Technology transfer and scale-up is vastly simplified because the need to adapt cell lines to the scale of the bioreactor is eliminated in the plant-based process. Simplification equates to cost-savings. The upstream capital required is dramatically less than mammalian cell reactors.
“A main advantage of the iBio manufacturing platform is that you can increase capacity of a fundamental facility at a non-incremental cost. You can double, triple, quadruple facility capacity just by growing more plants — you don’t have to build bioreactors,” says Erwin.
That savings is key for CC-Pharming as they work to introduce a plant-made antibody superior to rituximab in performance and more affordable than rituximab in price to the Chinese market.
COLLABORATION TRUMPS POLITICS
Given the present-day tensions between the U.S. and China, it might seem that it’s a less than ideal time to enter into business deals with Chinese companies. In fact, the political climate is such that when iBio and CC-Pharming tried to assemble for a planning session in Texas in October, several members of CC-Pharming were initially denied visas.
But despite obstacles, the biopharma industry is proving to have some level of immunity to political drama. “Government trade barriers should not stop good business deals in the biotech industry,” says Barry Holtz, president, iBio CDMO.
Biotech investments back Holtz’ opinion.

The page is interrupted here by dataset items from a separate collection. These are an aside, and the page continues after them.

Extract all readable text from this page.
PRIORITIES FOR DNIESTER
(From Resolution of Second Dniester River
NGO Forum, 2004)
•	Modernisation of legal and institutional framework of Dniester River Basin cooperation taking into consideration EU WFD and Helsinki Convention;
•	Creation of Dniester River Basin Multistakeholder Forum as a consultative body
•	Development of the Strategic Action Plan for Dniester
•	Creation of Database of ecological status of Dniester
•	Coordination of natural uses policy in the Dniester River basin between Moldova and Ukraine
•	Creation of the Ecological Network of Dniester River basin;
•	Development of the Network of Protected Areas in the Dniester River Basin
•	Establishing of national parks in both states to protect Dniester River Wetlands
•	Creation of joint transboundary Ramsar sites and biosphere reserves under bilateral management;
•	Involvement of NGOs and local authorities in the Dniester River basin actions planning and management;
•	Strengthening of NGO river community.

According to a recent Financial Times report, China venture capital investors have become one of the most important sources of capital for U.S. biopharma companies.
And much of this investment is driven by the hope that U.S. drug development wins will be introduced to China’s market.
But the iBio and CC-Pharming partnership takes this a step further, by bringing the technology to China, so that market needs can be met locally.
“Empowerment is a great business model,” says Holtz.
The iBio/CC-Pharming partnership is currently in the conceptual design stage with a timeline that iBio calls “aggressive but reasonable.” The goal is an IND approval in two years for a plant-made monoclonal therapeutic antibody version of rituximab and then to add mutually selected products.
iBio, which has similar partnerships with pharma companies in South Africa and Brazil, believes that there is great value to be gained by collaboration.
“A good business deal makes money, not adversaries, and serves an unmet medical need,” concludes Holtz.